Peters was writing against a backdrop that was about to turn deadly. By April 24, 2020, 5000 people had already died in Canada, a majority of who lived in long-term care. At Participation House in Markham, an outbreak tore through the facility and infected 40 of 42 residents and dozens of staff. Seven residents died. Residents of Participation House live in individual rooms grouped into pods, each with a common space. During March 2020, personal care workers were not limited to a single pod: over the course of a shift, they would move through various pods giving care to residents. It was a set up that was dictated by a lack of funding: Participation House didn’t have enough money to hire enough personal support workers (PSWs) to work in a team and stay with a single pod of residents. As a result, workers had close contact with multiple residences in different pods, thereby allowing infection to spread more easily.

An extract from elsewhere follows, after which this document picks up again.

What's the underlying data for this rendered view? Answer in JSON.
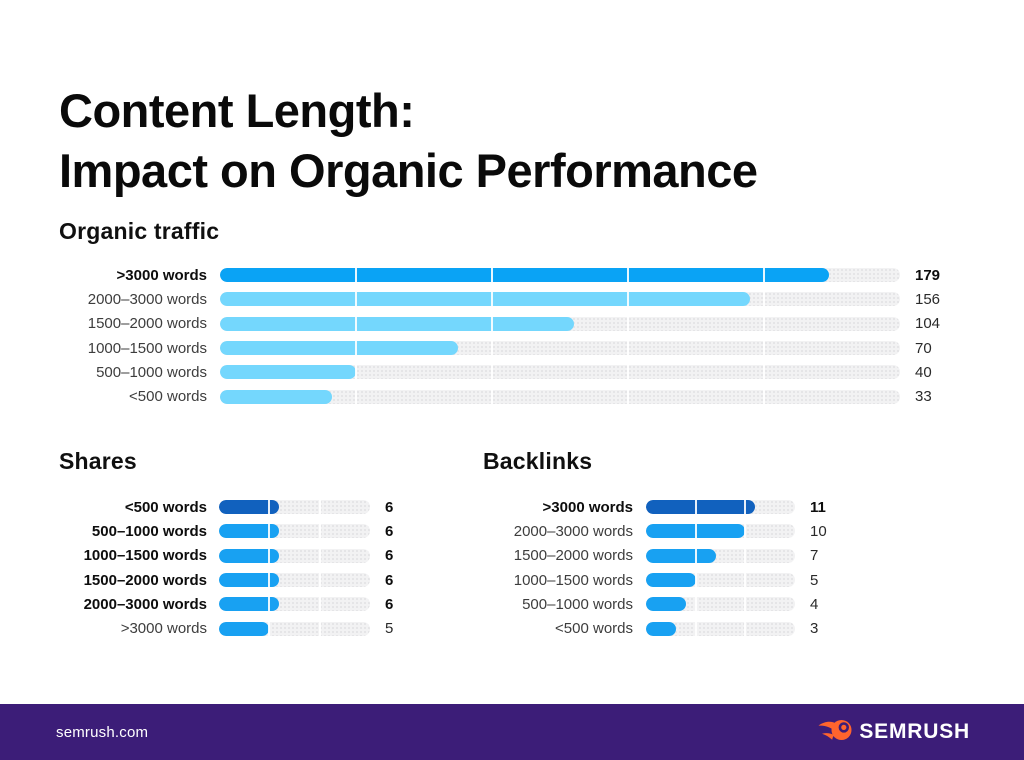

After COVID-19 was detected within a facility, the most common, immediate action taken by staff within residential care was to isolate residents. This created confusion and made isolation even worse for the residents of these facilities. Disabled children and adults living in congregate care settings were ignored completely, plunging families into despair and forcing facilities to interpret policy directives without extra funding.

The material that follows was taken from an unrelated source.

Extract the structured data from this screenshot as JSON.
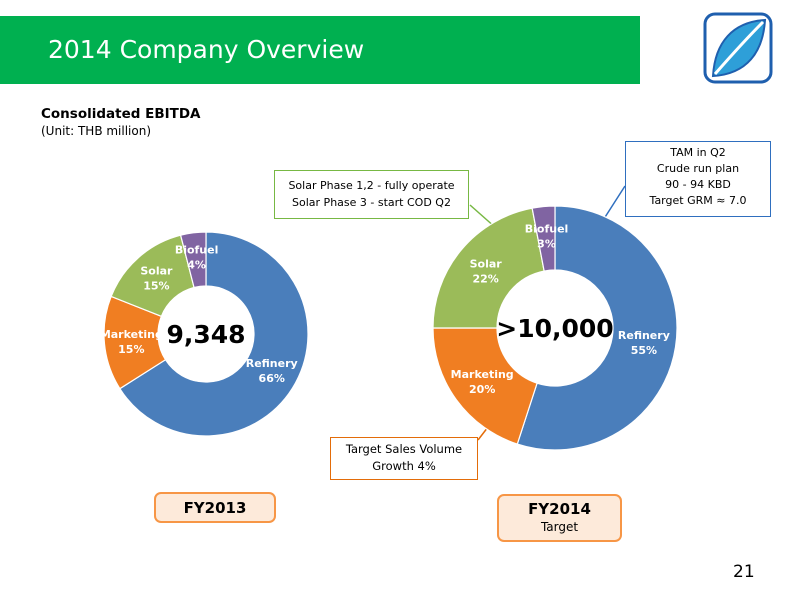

Pamela Libralesso’s son, a bright and active 14-year-old who lives in a group home in Barrie, Ontario, couldn’t see his parents for a staggering six months because of the Ontario government’s group home COVID-19 policies. Even once he had been vaccinated against COVID-19, the restrictions that remained in place were more severe than elderly residents of long-term care. Her son wasn’t even vaccinated as part of a congregant care home strategy: Libralesso had to arrange for him to have his vaccine herself. She challenged the parental visits rule at the Ontario Human Rights Tribunal and won her right to see her son.
Not only were many disabled people excluded from accessing information, their families or their regular supports, they were also shut out of most of the federal government’s massive aid package. Canada’s principle financial benefit, the Canada Emergency Response Benefit (CERB), was only available to individuals who had made more than $5000 in 2019. There was a special allowance given to students with disabilities or dependents, which increased the four-week student sum from $1250 to $2000. But otherwise, there was no aid for disabled people who were not working or whose income was too low (or too high). On October 30, 2020, the government disbursed a one-time $600 payment to disabled Canadians who were eligible, an amount so low that it was an insult.
Even though journalists and politicians ignored disability, disability was talked about a lot. It was just couched in different terms. The way in which the disease was described was deeply ableist and journalists and politicians regularly indicated that people should be more or less concerned about COVID-19 depending on how far from “healthy” they found themselves.
Rather than discussing disability directly, the word comorbidity stood in as a descriptor, an explainer and even a justification for why some people died from COVID-19 and some did not. And then, when people who were “healthy” died from COVID-19, journalists paid special attention to their cases, signalling to the population that on the hierarchy of who was most at risk, the folks who had more comorbidities should have taken more care.
Except there was no special care given to these individuals, and so as medical terms swirled above the discussion, disabled people who had comorbidities had the lion’s share of the responsibility to keep themselves safe from COVID-19 with few to no resources to be able to actually do this.